Menke: Die politische Funktion des Intellektuellen liegt dort, wo die demokratische Politik auf “Parteien” oder “Parteiungen” angewiesen ist. Denn Parteien sind Schnittpunkte von Partikularität und Universalität: Parteien repräsentieren bloße Teile des sozialen Ganzen, die aber Modelle des sozialen Ganzen entwerfen und durchzusetzen versuchen. Dieser spannungsvolle Zusammenhang von Partikularität und Universalität, der grundlegend für die demokratische Politik ist, bedarf des Intellektuellen – nicht notwendig als soziale Figur, aber als Tätigkeitsform. Die politische Kraft des poststrukturalistischen Denkens, die sich in einer Reihe wichtiger Publikationen in den letzten zehn Jahren erwiesen hat, liegt genau darin, dieses “politische” Verhältnis von Partikularität und Universalität, das sich nach keiner der beiden Seiten auflösen lässt, ins Zentrum zu stellen. Die Idee der Unparteilichkeit, wie sie im sogenannten “Politischen Liberalismus” artikuliert wird, hat dagegen die Tendenz, dieses Verhältnis zu verdecken und ist insofern unpolitisch.
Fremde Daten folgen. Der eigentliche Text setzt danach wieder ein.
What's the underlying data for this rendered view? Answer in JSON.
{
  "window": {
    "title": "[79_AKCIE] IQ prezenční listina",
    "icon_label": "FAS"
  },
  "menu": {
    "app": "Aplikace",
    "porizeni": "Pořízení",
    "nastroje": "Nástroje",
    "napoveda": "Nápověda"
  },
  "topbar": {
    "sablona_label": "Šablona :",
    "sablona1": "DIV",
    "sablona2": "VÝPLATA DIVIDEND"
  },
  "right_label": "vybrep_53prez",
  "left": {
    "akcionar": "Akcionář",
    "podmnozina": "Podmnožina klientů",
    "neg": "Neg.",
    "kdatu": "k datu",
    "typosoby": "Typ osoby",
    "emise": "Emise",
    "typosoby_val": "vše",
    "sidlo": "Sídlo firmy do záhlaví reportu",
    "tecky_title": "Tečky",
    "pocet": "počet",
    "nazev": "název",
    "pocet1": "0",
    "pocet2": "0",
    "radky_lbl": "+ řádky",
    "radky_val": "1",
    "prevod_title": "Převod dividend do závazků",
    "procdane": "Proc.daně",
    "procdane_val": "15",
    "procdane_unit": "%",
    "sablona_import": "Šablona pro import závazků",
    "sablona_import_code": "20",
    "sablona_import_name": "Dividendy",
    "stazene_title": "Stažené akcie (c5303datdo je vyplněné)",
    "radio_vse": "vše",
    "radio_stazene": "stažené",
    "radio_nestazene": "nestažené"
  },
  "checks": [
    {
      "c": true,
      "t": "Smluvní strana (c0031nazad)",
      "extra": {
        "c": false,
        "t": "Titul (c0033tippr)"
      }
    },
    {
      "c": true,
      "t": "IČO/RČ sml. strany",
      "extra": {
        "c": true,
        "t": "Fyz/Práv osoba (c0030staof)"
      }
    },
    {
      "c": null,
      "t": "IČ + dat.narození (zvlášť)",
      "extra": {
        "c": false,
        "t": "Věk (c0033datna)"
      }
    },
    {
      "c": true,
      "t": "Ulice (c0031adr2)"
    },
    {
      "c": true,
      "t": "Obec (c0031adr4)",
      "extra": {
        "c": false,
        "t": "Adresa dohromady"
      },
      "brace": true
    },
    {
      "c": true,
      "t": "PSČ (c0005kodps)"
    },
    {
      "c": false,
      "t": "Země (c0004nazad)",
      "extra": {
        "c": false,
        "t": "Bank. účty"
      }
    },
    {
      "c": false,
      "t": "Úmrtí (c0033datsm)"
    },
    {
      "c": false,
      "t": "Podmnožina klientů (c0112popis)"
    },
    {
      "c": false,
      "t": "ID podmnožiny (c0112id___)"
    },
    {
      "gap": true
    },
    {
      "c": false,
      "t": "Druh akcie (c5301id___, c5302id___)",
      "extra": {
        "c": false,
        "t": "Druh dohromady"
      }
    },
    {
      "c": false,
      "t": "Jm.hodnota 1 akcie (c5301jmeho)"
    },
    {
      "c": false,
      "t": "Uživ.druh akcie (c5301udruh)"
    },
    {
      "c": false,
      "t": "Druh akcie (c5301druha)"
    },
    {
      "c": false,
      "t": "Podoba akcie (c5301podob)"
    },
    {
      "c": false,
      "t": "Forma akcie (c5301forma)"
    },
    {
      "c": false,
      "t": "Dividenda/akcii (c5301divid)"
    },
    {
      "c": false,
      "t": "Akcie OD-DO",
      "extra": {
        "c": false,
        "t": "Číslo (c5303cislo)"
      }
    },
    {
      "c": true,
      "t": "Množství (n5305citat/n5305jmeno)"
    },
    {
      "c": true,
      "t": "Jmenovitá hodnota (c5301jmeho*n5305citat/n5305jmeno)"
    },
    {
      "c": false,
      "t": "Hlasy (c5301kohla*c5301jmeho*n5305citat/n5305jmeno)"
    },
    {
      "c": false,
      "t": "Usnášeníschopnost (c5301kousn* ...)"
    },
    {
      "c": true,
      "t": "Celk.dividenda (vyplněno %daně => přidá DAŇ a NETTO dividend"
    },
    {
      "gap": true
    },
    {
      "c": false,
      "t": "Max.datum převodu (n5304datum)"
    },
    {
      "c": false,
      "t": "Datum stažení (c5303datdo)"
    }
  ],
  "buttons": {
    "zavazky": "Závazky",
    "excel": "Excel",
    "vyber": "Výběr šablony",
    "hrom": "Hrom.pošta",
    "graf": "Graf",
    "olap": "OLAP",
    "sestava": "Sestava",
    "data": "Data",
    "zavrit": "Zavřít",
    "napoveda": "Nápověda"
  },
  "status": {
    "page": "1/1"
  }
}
Forst: Ich glaube nicht, dass es in der Bundesrepublik im Unterschied zu anderen Ländern einen Mangel an sich öffentlich äußernden Intellektuellen gibt. Und ich halte auch den Einfluss von institutionellen Bedingungen und Theorieströmungen für weniger ausschlaggebend dafür, dass sich das Bild der Intellektuellen etwas diffus darstellt. Eher schon führe ich das darauf zurück, dass sich angesichts der wahrhaft immensen politischen Herausforderungen unserer Zeit bisher kein deutlich definiertes progressives Projekt herausschält, das sich seine Fürsprecher und Vordenker suchte. Einige Beispiele: Wie soll eine konsequente Friedenspolitik aussehen, wenn ein Genozid droht? Wie sind die Imperative der Klimapolitik mit denen der Anhebung des Lebensstandards der ärmeren Regionen zu vermitteln? Wo sind die politischen Orte für die Diskussion und Legitimation von Regeln globaler Gerechtigkeit – eingedenk postkolonialer Überlegungen zu den Gefahren des “Demokratieexports”? Wie sieht eine fortschrittliche Form multikultureller Integration aus – mit oder ohne Kopftuch? Dies sind nur einige der zentralen Fragen. Ich will nicht so verstanden werden, als gäbe es darauf keine guten Antworten. Aber es wird aus dieser Gemengelage kein fortschrittliches Projekt, das politische und kognitive Energien bündelte wie zu anderen Zeiten gesellschaftlichen Aufbruchs. Wir leben in einer Zeit der Herausbildung neuer normativer Ordnungen, aber die Suchbewegung nach den entsprechenden Normen ist noch nicht gerichtet.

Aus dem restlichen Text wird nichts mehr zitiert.